Typically lasting five days, this year’s spring break was cut down to only three, shortening many students’ and teachers’ plans for relaxation. Because the celebration of Good Friday fell right before vacation, there was no school that day, meaning that the district was only really deprived of one break day. While Morris Hills took this common route, other schools throughout the state made up their school days using other methods. Some, like the Penns Grove – Carneys Point Regional School District, added days onto the end of the school year, while others had shortened school hours on Saturday or planned school during spring break, but excused students and teachers with prior plans from their absences. Most notably, some districts planned ahead, making the end of their school year later than necessary to make time for breaks and any excess snow days, such is the case in Washington Township.

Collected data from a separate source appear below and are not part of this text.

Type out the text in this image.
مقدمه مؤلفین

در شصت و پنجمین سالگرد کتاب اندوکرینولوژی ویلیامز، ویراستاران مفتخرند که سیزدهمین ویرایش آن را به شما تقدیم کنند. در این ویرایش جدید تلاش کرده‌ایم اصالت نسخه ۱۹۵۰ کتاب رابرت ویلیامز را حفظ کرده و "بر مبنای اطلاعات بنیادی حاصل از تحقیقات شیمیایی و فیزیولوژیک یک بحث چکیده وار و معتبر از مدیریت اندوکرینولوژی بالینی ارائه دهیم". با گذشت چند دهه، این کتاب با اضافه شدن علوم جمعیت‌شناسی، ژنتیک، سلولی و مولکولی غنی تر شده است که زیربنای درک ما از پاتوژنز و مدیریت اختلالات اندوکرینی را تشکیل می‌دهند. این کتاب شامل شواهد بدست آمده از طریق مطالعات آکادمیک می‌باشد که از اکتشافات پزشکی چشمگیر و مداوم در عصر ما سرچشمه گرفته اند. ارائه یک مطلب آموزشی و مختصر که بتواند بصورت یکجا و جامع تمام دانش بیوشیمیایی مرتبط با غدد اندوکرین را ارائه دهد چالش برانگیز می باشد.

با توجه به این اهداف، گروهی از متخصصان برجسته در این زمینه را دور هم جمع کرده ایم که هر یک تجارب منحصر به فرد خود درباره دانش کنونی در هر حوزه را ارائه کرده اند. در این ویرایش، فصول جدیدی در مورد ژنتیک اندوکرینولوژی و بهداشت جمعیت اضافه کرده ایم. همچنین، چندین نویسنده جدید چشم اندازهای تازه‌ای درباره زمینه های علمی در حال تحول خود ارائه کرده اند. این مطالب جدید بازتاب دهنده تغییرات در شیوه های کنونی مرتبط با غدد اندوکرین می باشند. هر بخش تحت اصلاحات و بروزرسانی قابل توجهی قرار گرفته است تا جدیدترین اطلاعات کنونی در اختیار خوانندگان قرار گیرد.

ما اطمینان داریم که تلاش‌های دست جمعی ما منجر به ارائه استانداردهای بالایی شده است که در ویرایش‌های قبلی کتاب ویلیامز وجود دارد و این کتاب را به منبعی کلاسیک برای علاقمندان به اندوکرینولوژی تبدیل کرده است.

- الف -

Overall, how has losing spring break affected the students and teachers of our district? Studies have proven time and time again that time to relax is crucial for overall mental health, especially in the developing minds of teenagers. spring break is an important time right before SATs and APs for students to collect themselves and begin their rigorous studies right before their exams. For those who were not in school because of previously planned vacations, they missed work and assignments that could arguably be more stressful than missing break. Victoria Ramsay, a Morris Hills junior, was one such student; she went on a cruise during the break. In her words, “It made me a lot more stressed than I normally would be on a typical vacation because I knew as soon as I came back, I would have make-up work on top of the huge amounts of work teachers normally give after breaks.” Not only did students have less time to relax, but even those who did could not fully enjoy their time away from school.

Truly, this loss of spring break time was unexpected and an inconvenience, so hopefully next year we will be lucky enough to avoid such extreme snow conditions.